HE, GOING AWAY; WE, KEEPING TO HIS WAY!


Ascension Sunday
May 12, 2013

HE, GOING AWAY; WE, KEEPING TO HIS WAY!

From the human viewpoint, Jesus’ death was a failure, a defeat. But God’s viewpoint, not ours, had the final say in the end. He rose from the dead. Today, God puts a definite period to this saga of seeming defeat. He ascends into heaven. In glory. In triumph. In joy. The Gospel of today tells us thus: “They did him homage and then returned to Jerusalem with great joy, and they were continually in the temple praising God.” (Lk 24:53)

This image of disciples going their merry, grateful way is a far cry from the two disciples dejected and destined toward their Emmaus of despondency, no more than 40 days before.

I would like to think of the Ascension of the Lord, among other things, as an image of the Lord’s going away … He takes leave of his beloved disciples. Physically, that is, not not much more. He says good-bye to them, but this is one good-bye that is not associated with sadness, and definitely not one that puts a definitive stop to whatever He taught, shared, lived, and showed.

What did he teach? What did he share, live, and show? Let us hear it direct from him: “Thus it is written that the Christ would suffer and rise from the dead on the third day and that repentance, for the forgiveness of sins, would be preached in his name to all the nations, beginning from Jerusalem.”

Now, this is getting interesting. Is he going away or not? Obviously, he is … to sit at the right hand of the Father, and to prepare a place for us. But will he really go away and be lost, for as they say, “out of sight is out of mind?”

Today’s feast – together with all three readings – show us that he is going away, yes … but there is something that will continue to take place till the end of time. His absence does not mean being totally and fully away and distant from the people that he journeyed with, that he became a man for.
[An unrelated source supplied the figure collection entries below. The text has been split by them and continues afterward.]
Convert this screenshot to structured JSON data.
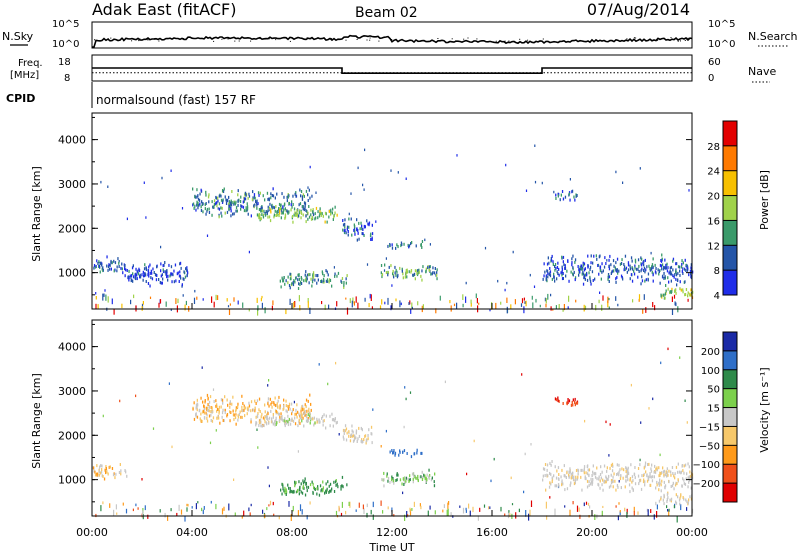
{
  "header": {
    "station": "Adak East (fitACF)",
    "beam": "Beam 02",
    "date": "07/Aug/2014"
  },
  "side_labels": {
    "nsky": "N.Sky",
    "nsearch": "N.Search",
    "freq": "Freq.",
    "freq_unit": "[MHz]",
    "nave": "Nave",
    "cpid": "CPID",
    "cpid_text": "normalsound (fast) 157 RF"
  },
  "chart_data": [
    {
      "type": "line",
      "panel": "noise",
      "left_ticks": [
        "10^5",
        "10^0"
      ],
      "right_ticks": [
        "10^5",
        "10^0"
      ],
      "series": [
        {
          "name": "N.Sky"
        },
        {
          "name": "N.Search"
        }
      ]
    },
    {
      "type": "line",
      "panel": "frequency",
      "left_ticks": [
        "18",
        "8"
      ],
      "right_ticks": [
        "60",
        "0"
      ],
      "freq_segments": [
        {
          "start_h": 0.0,
          "end_h": 10.0,
          "value_mhz": 13.0
        },
        {
          "start_h": 10.0,
          "end_h": 18.0,
          "value_mhz": 11.0
        },
        {
          "start_h": 18.0,
          "end_h": 24.0,
          "value_mhz": 13.0
        }
      ],
      "nave_level": 19
    },
    {
      "type": "heatmap",
      "panel": "power",
      "ylabel": "Slant Range [km]",
      "yticks": [
        "4000",
        "3000",
        "2000",
        "1000"
      ],
      "ylim": [
        180,
        4600
      ],
      "xlim": [
        0,
        24
      ],
      "colorbar": {
        "label": "Power [dB]",
        "ticks": [
          "28",
          "24",
          "20",
          "16",
          "12",
          "8",
          "4"
        ],
        "colors": [
          "#e30000",
          "#ff7a00",
          "#f7c000",
          "#a0d24a",
          "#3a9a6a",
          "#2455a8",
          "#1f2de8"
        ]
      },
      "echo_regions": [
        {
          "h0": 0.0,
          "h1": 1.4,
          "r0": 1000,
          "r1": 1400,
          "power": 8
        },
        {
          "h0": 1.2,
          "h1": 3.8,
          "r0": 700,
          "r1": 1300,
          "power": 6
        },
        {
          "h0": 4.0,
          "h1": 8.8,
          "r0": 2250,
          "r1": 2950,
          "power": 10
        },
        {
          "h0": 6.5,
          "h1": 9.8,
          "r0": 2150,
          "r1": 2550,
          "power": 14
        },
        {
          "h0": 7.5,
          "h1": 10.2,
          "r0": 650,
          "r1": 1100,
          "power": 11
        },
        {
          "h0": 10.0,
          "h1": 11.2,
          "r0": 1750,
          "r1": 2300,
          "power": 7
        },
        {
          "h0": 11.8,
          "h1": 13.2,
          "r0": 1550,
          "r1": 1750,
          "power": 9
        },
        {
          "h0": 11.5,
          "h1": 13.8,
          "r0": 850,
          "r1": 1250,
          "power": 12
        },
        {
          "h0": 18.0,
          "h1": 24.0,
          "r0": 750,
          "r1": 1450,
          "power": 7
        },
        {
          "h0": 18.5,
          "h1": 19.5,
          "r0": 2650,
          "r1": 2900,
          "power": 8
        },
        {
          "h0": 22.6,
          "h1": 24.0,
          "r0": 450,
          "r1": 750,
          "power": 16
        }
      ]
    },
    {
      "type": "heatmap",
      "panel": "velocity",
      "ylabel": "Slant Range [km]",
      "yticks": [
        "4000",
        "3000",
        "2000",
        "1000"
      ],
      "ylim": [
        180,
        4600
      ],
      "xlim": [
        0,
        24
      ],
      "xlabel": "Time UT",
      "xticks": [
        "00:00",
        "04:00",
        "08:00",
        "12:00",
        "16:00",
        "20:00",
        "00:00"
      ],
      "colorbar": {
        "label": "Velocity [m s⁻¹]",
        "ticks": [
          "200",
          "100",
          "50",
          "15",
          "−15",
          "−50",
          "−100",
          "−200"
        ],
        "colors": [
          "#1a2aa6",
          "#2f6fc8",
          "#2e8a4a",
          "#7cd04c",
          "#c8c8c8",
          "#f7c86a",
          "#ff9a1a",
          "#f0501a",
          "#e00000"
        ]
      },
      "echo_regions": [
        {
          "h0": 0.0,
          "h1": 1.4,
          "r0": 1000,
          "r1": 1400,
          "velocity": -20
        },
        {
          "h0": 4.0,
          "h1": 8.8,
          "r0": 2250,
          "r1": 2950,
          "velocity": -25
        },
        {
          "h0": 6.5,
          "h1": 9.8,
          "r0": 2150,
          "r1": 2550,
          "velocity": 0
        },
        {
          "h0": 7.5,
          "h1": 10.2,
          "r0": 650,
          "r1": 1100,
          "velocity": 40
        },
        {
          "h0": 10.0,
          "h1": 11.2,
          "r0": 1750,
          "r1": 2300,
          "velocity": -10
        },
        {
          "h0": 11.8,
          "h1": 13.2,
          "r0": 1550,
          "r1": 1750,
          "velocity": 120
        },
        {
          "h0": 11.5,
          "h1": 13.8,
          "r0": 850,
          "r1": 1250,
          "velocity": 20
        },
        {
          "h0": 18.0,
          "h1": 24.0,
          "r0": 750,
          "r1": 1450,
          "velocity": -5
        },
        {
          "h0": 18.5,
          "h1": 19.5,
          "r0": 2650,
          "r1": 2900,
          "velocity": -150
        },
        {
          "h0": 22.6,
          "h1": 24.0,
          "r0": 450,
          "r1": 750,
          "velocity": -10
        }
      ]
    }
  ]
}
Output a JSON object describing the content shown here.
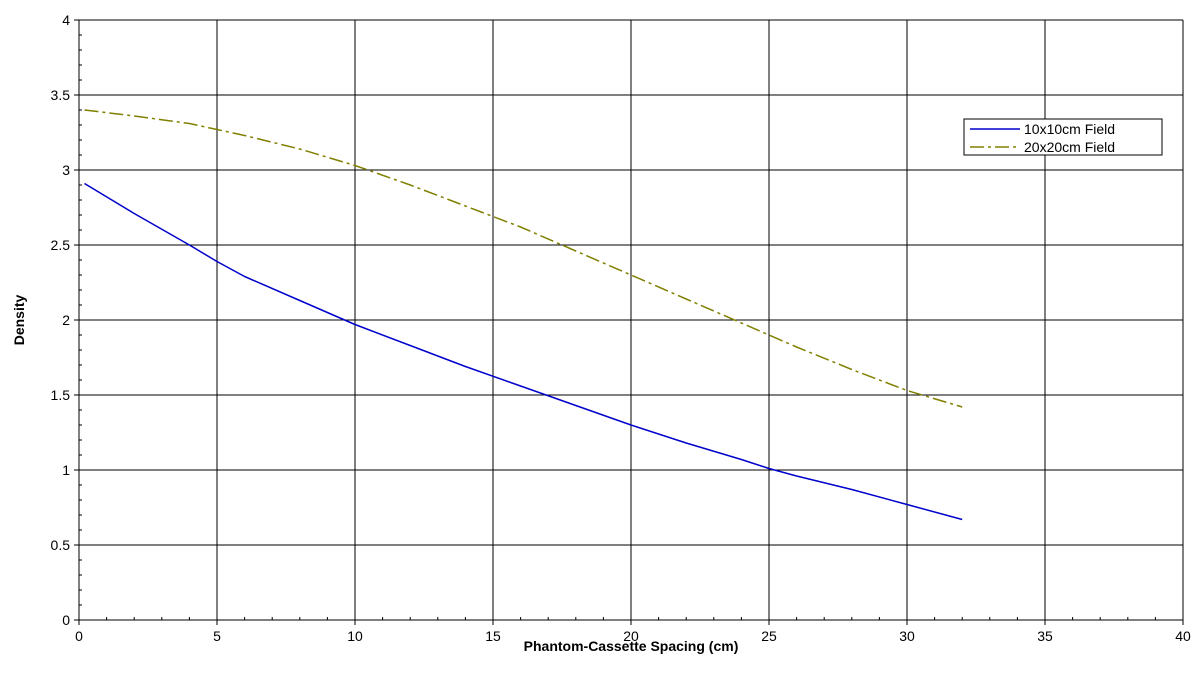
{
  "chart_data": {
    "type": "line",
    "title": "",
    "xlabel": "Phantom-Cassette Spacing (cm)",
    "ylabel": "Density",
    "xlim": [
      0,
      40
    ],
    "ylim": [
      0,
      4
    ],
    "x_ticks": [
      "0",
      "5",
      "10",
      "15",
      "20",
      "25",
      "30",
      "35",
      "40"
    ],
    "y_ticks": [
      "0",
      "0.5",
      "1",
      "1.5",
      "2",
      "2.5",
      "3",
      "3.5",
      "4"
    ],
    "grid": true,
    "legend_position": "top-right",
    "series": [
      {
        "name": "10x10cm Field",
        "color": "#0000cc",
        "line_style": "solid",
        "x": [
          0.2,
          2,
          4,
          5,
          6,
          8,
          10,
          12,
          14,
          16,
          18,
          20,
          22,
          24,
          25,
          26,
          28,
          30,
          32
        ],
        "y": [
          2.91,
          2.71,
          2.5,
          2.39,
          2.29,
          2.13,
          1.97,
          1.83,
          1.69,
          1.56,
          1.43,
          1.3,
          1.18,
          1.07,
          1.01,
          0.96,
          0.87,
          0.77,
          0.67
        ]
      },
      {
        "name": "20x20cm Field",
        "color": "#808000",
        "line_style": "dash-dot",
        "x": [
          0.2,
          2,
          4,
          5,
          6,
          8,
          10,
          12,
          14,
          16,
          18,
          20,
          22,
          24,
          26,
          28,
          30,
          32
        ],
        "y": [
          3.4,
          3.36,
          3.31,
          3.27,
          3.23,
          3.14,
          3.03,
          2.9,
          2.76,
          2.62,
          2.46,
          2.3,
          2.14,
          1.98,
          1.82,
          1.67,
          1.53,
          1.42
        ]
      }
    ]
  }
}
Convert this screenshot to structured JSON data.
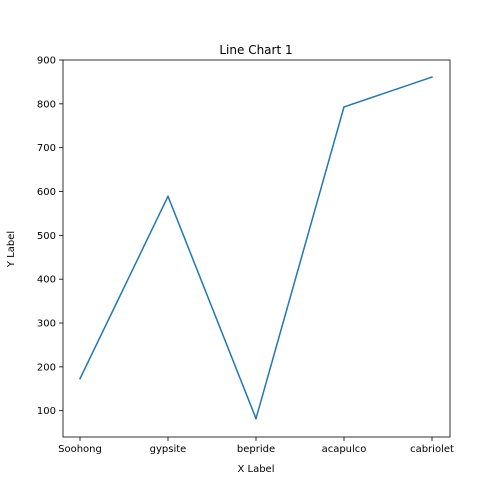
{
  "chart_data": {
    "type": "line",
    "title": "Line Chart 1",
    "xlabel": "X Label",
    "ylabel": "Y Label",
    "categories": [
      "Soohong",
      "gypsite",
      "bepride",
      "acapulco",
      "cabriolet"
    ],
    "series": [
      {
        "values": [
          173,
          589,
          82,
          793,
          861
        ],
        "color": "#1f77b4"
      }
    ],
    "ylim": [
      40,
      900
    ],
    "yticks": [
      100,
      200,
      300,
      400,
      500,
      600,
      700,
      800,
      900
    ],
    "grid": false,
    "legend": "none"
  }
}
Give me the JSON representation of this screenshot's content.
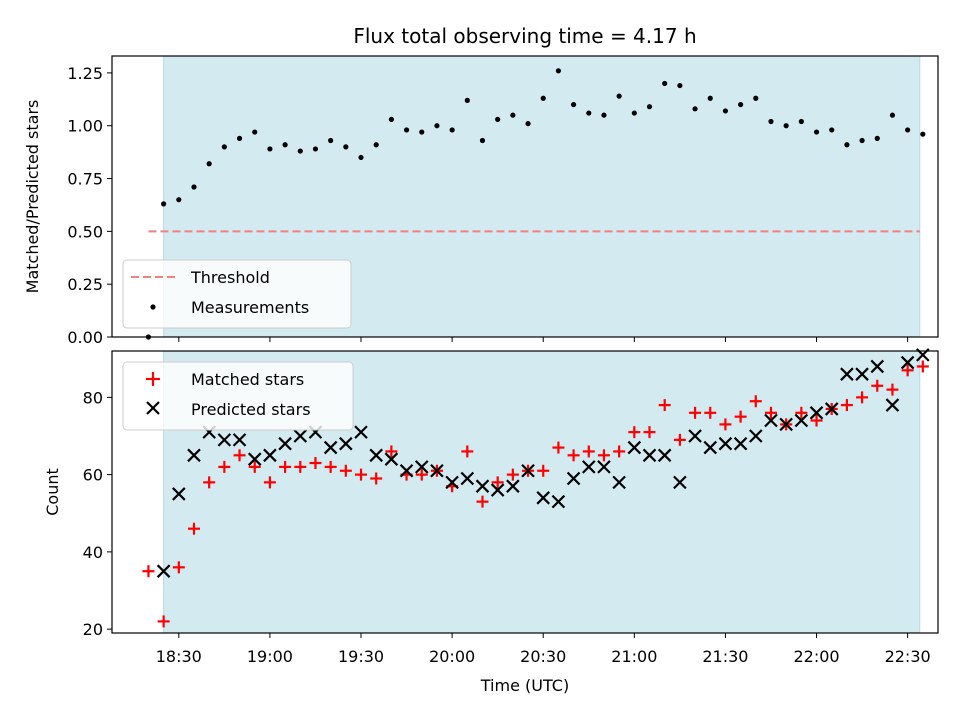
{
  "chart_data": [
    {
      "type": "scatter",
      "title": "Flux total observing time = 4.17 h",
      "xlabel": "",
      "ylabel": "Matched/Predicted stars",
      "ylim": [
        0.0,
        1.33
      ],
      "yticks": [
        "0.00",
        "0.25",
        "0.50",
        "0.75",
        "1.00",
        "1.25"
      ],
      "shaded_x": [
        "18:25",
        "22:34"
      ],
      "shade_color": "#d4eaf1",
      "threshold": {
        "name": "Threshold",
        "y": 0.5,
        "x": [
          "18:20",
          "22:34"
        ],
        "color": "#f08080"
      },
      "series": [
        {
          "name": "Measurements",
          "marker": "dot",
          "color": "#000000",
          "x": [
            "18:20",
            "18:25",
            "18:30",
            "18:35",
            "18:40",
            "18:45",
            "18:50",
            "18:55",
            "19:00",
            "19:05",
            "19:10",
            "19:15",
            "19:20",
            "19:25",
            "19:30",
            "19:35",
            "19:40",
            "19:45",
            "19:50",
            "19:55",
            "20:00",
            "20:05",
            "20:10",
            "20:15",
            "20:20",
            "20:25",
            "20:30",
            "20:35",
            "20:40",
            "20:45",
            "20:50",
            "20:55",
            "21:00",
            "21:05",
            "21:10",
            "21:15",
            "21:20",
            "21:25",
            "21:30",
            "21:35",
            "21:40",
            "21:45",
            "21:50",
            "21:55",
            "22:00",
            "22:05",
            "22:10",
            "22:15",
            "22:20",
            "22:25",
            "22:30",
            "22:35"
          ],
          "y": [
            0.0,
            0.63,
            0.65,
            0.71,
            0.82,
            0.9,
            0.94,
            0.97,
            0.89,
            0.91,
            0.88,
            0.89,
            0.93,
            0.9,
            0.85,
            0.91,
            1.03,
            0.98,
            0.97,
            1.0,
            0.98,
            1.12,
            0.93,
            1.03,
            1.05,
            1.01,
            1.13,
            1.26,
            1.1,
            1.06,
            1.05,
            1.14,
            1.06,
            1.09,
            1.2,
            1.19,
            1.08,
            1.13,
            1.07,
            1.1,
            1.13,
            1.02,
            1.0,
            1.02,
            0.97,
            0.98,
            0.91,
            0.93,
            0.94,
            1.05,
            0.98,
            0.96
          ]
        }
      ],
      "legend": {
        "position": "lower-left",
        "entries": [
          "Threshold",
          "Measurements"
        ]
      }
    },
    {
      "type": "scatter",
      "title": "",
      "xlabel": "Time (UTC)",
      "ylabel": "Count",
      "ylim": [
        19,
        92
      ],
      "yticks": [
        "20",
        "40",
        "60",
        "80"
      ],
      "xticks": [
        "18:30",
        "19:00",
        "19:30",
        "20:00",
        "20:30",
        "21:00",
        "21:30",
        "22:00",
        "22:30"
      ],
      "shaded_x": [
        "18:25",
        "22:34"
      ],
      "series": [
        {
          "name": "Matched stars",
          "marker": "plus",
          "color": "#ff0000",
          "x": [
            "18:20",
            "18:25",
            "18:30",
            "18:35",
            "18:40",
            "18:45",
            "18:50",
            "18:55",
            "19:00",
            "19:05",
            "19:10",
            "19:15",
            "19:20",
            "19:25",
            "19:30",
            "19:35",
            "19:40",
            "19:45",
            "19:50",
            "19:55",
            "20:00",
            "20:05",
            "20:10",
            "20:15",
            "20:20",
            "20:25",
            "20:30",
            "20:35",
            "20:40",
            "20:45",
            "20:50",
            "20:55",
            "21:00",
            "21:05",
            "21:10",
            "21:15",
            "21:20",
            "21:25",
            "21:30",
            "21:35",
            "21:40",
            "21:45",
            "21:50",
            "21:55",
            "22:00",
            "22:05",
            "22:10",
            "22:15",
            "22:20",
            "22:25",
            "22:30",
            "22:35"
          ],
          "y": [
            35,
            22,
            36,
            46,
            58,
            62,
            65,
            62,
            58,
            62,
            62,
            63,
            62,
            61,
            60,
            59,
            66,
            60,
            60,
            61,
            57,
            66,
            53,
            58,
            60,
            61,
            61,
            67,
            65,
            66,
            65,
            66,
            71,
            71,
            78,
            69,
            76,
            76,
            73,
            75,
            79,
            76,
            73,
            76,
            74,
            77,
            78,
            80,
            83,
            82,
            87,
            88
          ]
        },
        {
          "name": "Predicted stars",
          "marker": "x",
          "color": "#000000",
          "x": [
            "18:25",
            "18:30",
            "18:35",
            "18:40",
            "18:45",
            "18:50",
            "18:55",
            "19:00",
            "19:05",
            "19:10",
            "19:15",
            "19:20",
            "19:25",
            "19:30",
            "19:35",
            "19:40",
            "19:45",
            "19:50",
            "19:55",
            "20:00",
            "20:05",
            "20:10",
            "20:15",
            "20:20",
            "20:25",
            "20:30",
            "20:35",
            "20:40",
            "20:45",
            "20:50",
            "20:55",
            "21:00",
            "21:05",
            "21:10",
            "21:15",
            "21:20",
            "21:25",
            "21:30",
            "21:35",
            "21:40",
            "21:45",
            "21:50",
            "21:55",
            "22:00",
            "22:05",
            "22:10",
            "22:15",
            "22:20",
            "22:25",
            "22:30",
            "22:35"
          ],
          "y": [
            35,
            55,
            65,
            71,
            69,
            69,
            64,
            65,
            68,
            70,
            71,
            67,
            68,
            71,
            65,
            64,
            61,
            62,
            61,
            58,
            59,
            57,
            56,
            57,
            61,
            54,
            53,
            59,
            62,
            62,
            58,
            67,
            65,
            65,
            58,
            70,
            67,
            68,
            68,
            70,
            74,
            73,
            74,
            76,
            77,
            86,
            86,
            88,
            78,
            89,
            91
          ]
        }
      ],
      "legend": {
        "position": "upper-left",
        "entries": [
          "Matched stars",
          "Predicted stars"
        ]
      }
    }
  ]
}
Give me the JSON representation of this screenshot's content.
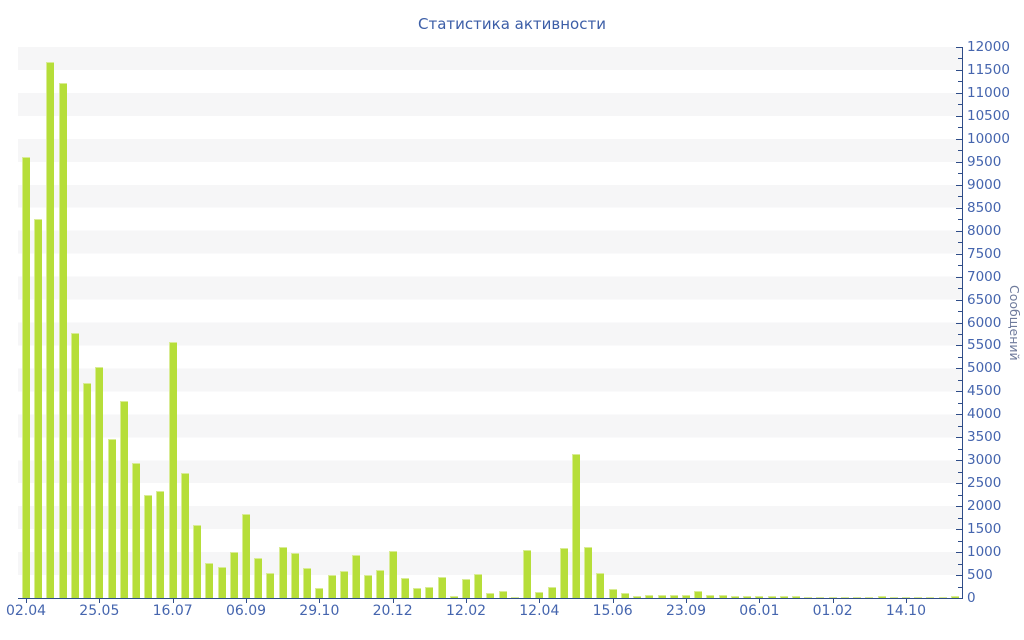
{
  "chart_data": {
    "type": "bar",
    "title": "Статистика активности",
    "ylabel": "Сообщений",
    "xlabel": "",
    "ylim": [
      0,
      12000
    ],
    "ytick_step": 500,
    "yminor_step": 250,
    "grid": "alternating-horizontal-500-bands",
    "legend_position": "none",
    "bar_color": "#b6de39",
    "bar_edge_color": "#d9ec95",
    "title_color": "#3c5ea7",
    "tick_label_color": "#4565ae",
    "axis_color": "#2e4c88",
    "band_color": "#f6f6f7",
    "ylabel_color": "#6f7b9c",
    "categories": [
      "02.04",
      "25.05",
      "16.07",
      "06.09",
      "29.10",
      "20.12",
      "12.02",
      "12.04",
      "15.06",
      "23.09",
      "06.01",
      "01.02",
      "14.10"
    ],
    "label_every_n_bars": 6,
    "values": [
      9600,
      8250,
      11680,
      11210,
      5780,
      4690,
      5040,
      3460,
      4300,
      2930,
      2250,
      2340,
      5580,
      2715,
      1600,
      770,
      680,
      1010,
      1820,
      875,
      545,
      1100,
      985,
      655,
      220,
      505,
      590,
      945,
      505,
      615,
      1015,
      430,
      210,
      240,
      460,
      45,
      415,
      525,
      110,
      155,
      25,
      1050,
      140,
      245,
      1095,
      3130,
      1115,
      545,
      195,
      110,
      50,
      60,
      70,
      60,
      55,
      150,
      60,
      60,
      50,
      45,
      45,
      40,
      40,
      35,
      30,
      30,
      30,
      25,
      30,
      25,
      45,
      25,
      30,
      25,
      20,
      30,
      35
    ]
  }
}
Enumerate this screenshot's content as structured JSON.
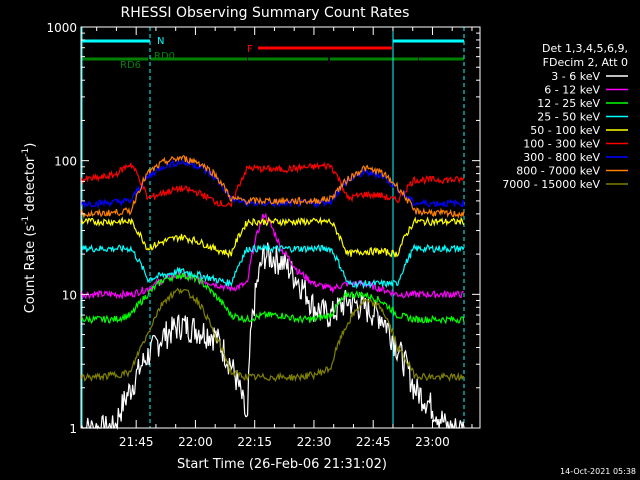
{
  "chart_data": {
    "type": "line",
    "title": "RHESSI Observing Summary Count Rates",
    "xlabel": "Start Time (26-Feb-06 21:31:02)",
    "ylabel": "Count Rate (s⁻¹ detector⁻¹)",
    "ylabel_main": "Count Rate (s",
    "ylabel_sup1": "-1",
    "ylabel_mid": " detector",
    "ylabel_sup2": "-1",
    "ylabel_end": ")",
    "yscale": "log",
    "ylim": [
      1,
      1000
    ],
    "xlim": [
      "21:31",
      "23:12"
    ],
    "x_ticks": [
      "21:45",
      "22:00",
      "22:15",
      "22:30",
      "22:45",
      "23:00"
    ],
    "y_ticks": [
      "1",
      "10",
      "100",
      "1000"
    ],
    "legend_position": "top-right",
    "legend_header": [
      "Det 1,3,4,5,6,9,",
      "FDecim 2, Att 0"
    ],
    "timestamp": "14-Oct-2021 05:38",
    "grid": false,
    "series": [
      {
        "name": "3 - 6 keV",
        "color": "#ffffff",
        "approx_values": [
          1,
          1,
          1,
          2,
          3.5,
          5,
          6,
          5.5,
          5,
          3,
          1,
          20,
          18,
          13,
          8,
          7,
          9,
          8,
          7,
          4,
          2,
          1.5,
          1,
          1
        ]
      },
      {
        "name": "6 - 12 keV",
        "color": "#ff00ff",
        "approx_values": [
          10,
          10,
          10,
          10,
          11,
          13,
          14,
          13,
          12,
          11,
          12,
          40,
          22,
          15,
          12,
          11,
          12,
          12,
          11,
          10,
          10,
          10,
          10,
          10
        ]
      },
      {
        "name": "12 - 25 keV",
        "color": "#00ff00",
        "approx_values": [
          6.5,
          6.5,
          6.5,
          7,
          10,
          13,
          14,
          13,
          10,
          7,
          6.5,
          7,
          7,
          6.5,
          6.5,
          7,
          10,
          10,
          9,
          7,
          6.5,
          6.5,
          6.5,
          6.5
        ]
      },
      {
        "name": "25 - 50 keV",
        "color": "#00ffff",
        "approx_values": [
          22,
          22,
          22,
          22,
          13,
          14,
          15,
          14,
          13,
          12,
          22,
          22,
          22,
          22,
          22,
          22,
          12,
          12,
          12,
          12,
          22,
          22,
          22,
          22
        ]
      },
      {
        "name": "50 - 100 keV",
        "color": "#ffff00",
        "approx_values": [
          35,
          35,
          35,
          35,
          22,
          25,
          27,
          25,
          22,
          20,
          35,
          35,
          35,
          35,
          35,
          35,
          20,
          21,
          21,
          20,
          35,
          35,
          35,
          35
        ]
      },
      {
        "name": "100 - 300 keV",
        "color": "#ff0000",
        "approx_values": [
          72,
          74,
          78,
          95,
          52,
          58,
          62,
          58,
          50,
          45,
          88,
          87,
          86,
          88,
          90,
          92,
          52,
          56,
          55,
          50,
          72,
          72,
          72,
          72
        ]
      },
      {
        "name": "300 - 800 keV",
        "color": "#0000ff",
        "approx_values": [
          48,
          48,
          49,
          50,
          75,
          92,
          98,
          92,
          75,
          52,
          48,
          48,
          48,
          48,
          48,
          50,
          70,
          82,
          78,
          62,
          48,
          48,
          48,
          48
        ]
      },
      {
        "name": "800 - 7000 keV",
        "color": "#ff8000",
        "approx_values": [
          40,
          40,
          41,
          42,
          80,
          98,
          105,
          98,
          80,
          52,
          50,
          50,
          50,
          50,
          50,
          52,
          72,
          88,
          82,
          64,
          42,
          41,
          40,
          40
        ]
      },
      {
        "name": "7000 - 15000 keV",
        "color": "#808000",
        "approx_values": [
          2.4,
          2.4,
          2.5,
          2.6,
          5,
          9,
          11,
          9,
          5,
          2.6,
          2.4,
          2.4,
          2.4,
          2.4,
          2.5,
          2.8,
          6,
          9,
          8,
          4,
          2.5,
          2.4,
          2.4,
          2.4
        ]
      }
    ],
    "annotations": [
      {
        "label": "N",
        "color": "#00ffff"
      },
      {
        "label": "RD0",
        "color": "#008000"
      },
      {
        "label": "RD6",
        "color": "#008000"
      },
      {
        "label": "F",
        "color": "#ff0000"
      }
    ]
  }
}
His absence, really, is a new form of presence – a presence that now takes place in and through the hearts and minds and hands of us believers and disciples. For God “put all things beneath his feet and gave him as head over all things to the church, which is his body, the fullness of the one who fills all things in every way.”

Ascension has nothing to do with absence, but with presence. In a new way. In a different level. In a new mysterious, but no less real, way.

I would like to think that this is what the Acts of the Apostles is telling us. He may be away, but we are told to keep to his way: “You will receive power when the Holy Spirit comes upon you, and you will be my witnesses in Jerusalem, throughout Judea and Samaria, and to the ends of the earth.”

This is one good-bye that is true to its name – good. This is one parting that entails no permanent departing. This is a taking leave of someone in which no one is asked and expected to leave all hope outside the door. On the contrary, it is a going away, so that we all could keep to his saving and salvific ways, as we journey on toward heaven, our only true home. Amen!